Monday, August 21, 2006

Pope to Pilgrimage to Holy Face Shrine

Two items of interest here:

First the relic...while there are relics of questionable status this one is worth reading about it bears a remarkable similarity to the Shroud of Turin in its features and may have been the other "cloth" mentioned in the Gospel when it tells us that the Beloved Disciple saw the cloths lying there and believed. The Veronica reference is something that arose later and of course means "true image."

Here is a story on the relic:

Scientific research carried out recently shows that the image on the Holy Shroud of Turin and the image which appears on the veil in Manoppello are of identical size and superimposable, the only difference being that on the relic of Manoppello the mouth and eyes are open.

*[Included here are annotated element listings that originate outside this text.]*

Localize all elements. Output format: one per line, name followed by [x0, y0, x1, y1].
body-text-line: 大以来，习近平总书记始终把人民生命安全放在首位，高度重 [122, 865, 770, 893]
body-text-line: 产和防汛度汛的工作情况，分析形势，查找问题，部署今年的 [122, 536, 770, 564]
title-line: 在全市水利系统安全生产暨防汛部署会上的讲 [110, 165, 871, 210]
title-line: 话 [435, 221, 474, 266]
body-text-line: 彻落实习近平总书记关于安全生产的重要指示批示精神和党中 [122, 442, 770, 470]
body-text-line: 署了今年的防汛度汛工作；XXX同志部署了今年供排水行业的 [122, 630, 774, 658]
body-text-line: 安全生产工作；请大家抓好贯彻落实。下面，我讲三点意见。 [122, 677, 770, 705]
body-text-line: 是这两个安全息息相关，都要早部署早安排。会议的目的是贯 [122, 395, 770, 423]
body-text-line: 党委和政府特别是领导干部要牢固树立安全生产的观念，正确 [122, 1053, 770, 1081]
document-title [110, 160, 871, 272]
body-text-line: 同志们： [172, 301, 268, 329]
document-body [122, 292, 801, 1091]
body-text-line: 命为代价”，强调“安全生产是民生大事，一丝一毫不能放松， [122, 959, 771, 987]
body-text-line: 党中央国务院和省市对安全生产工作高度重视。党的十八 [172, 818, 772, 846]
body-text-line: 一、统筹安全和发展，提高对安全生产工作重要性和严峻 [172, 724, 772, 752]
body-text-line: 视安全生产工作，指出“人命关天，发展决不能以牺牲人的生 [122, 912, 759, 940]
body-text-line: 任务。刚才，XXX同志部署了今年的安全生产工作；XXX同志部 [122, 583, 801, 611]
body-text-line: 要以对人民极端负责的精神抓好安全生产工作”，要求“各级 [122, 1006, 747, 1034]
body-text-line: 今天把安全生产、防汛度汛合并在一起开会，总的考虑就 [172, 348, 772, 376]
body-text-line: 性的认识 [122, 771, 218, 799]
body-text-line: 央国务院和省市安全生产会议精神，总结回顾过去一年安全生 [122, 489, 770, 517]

Second the Pope and the Archbishop: two great theologians will meet to reverence this relic. Archbishop Bruno Forte is a great read if you haven't read him yet. Very quotable, here is one I read just the other day. Ubi amore, ibi oculus...where there is love the eye sees. Kind of goes along with the relic and the meeting.


Benedict XVI will visit the shrine of the Holy Face in Manoppello, Italy, which houses what is said to be Veronica's veil.

The Vatican press office confirmed Saturday that the Holy Father's pilgrimage will take place Sept. 1, and will last two hours. The Pope will adore the Eucharist in silence, venerate the relic and deliver an address.

Archbishop Bruno Forte of Chieti-Vasto will welcome the Pope.

According to the shrine, the Holy Face is a veil of 17 by 24 centimeters (6.8 by 9.6 inches), on which an image is imprinted that to date has no scientific explanation. Studies carried out on the veil confirm that the image is not made from paint.

Iconographer B. Pascalis Shlömer has demonstrated that the image of the Holy Shroud of Turin coincides perfectly with the Holy Face of Manoppello, according to the shrine.

Father Heinrich Pfeiffer, professor of iconography and Christian art history at the Gregorian University in Rome, said that this image served as model for subsequent representations of the Holy Face, including portraits in the fourth-century Roman catacombs.

Some consider it to be Veronica's veil, imprinted as Jesus made his way to Calvary.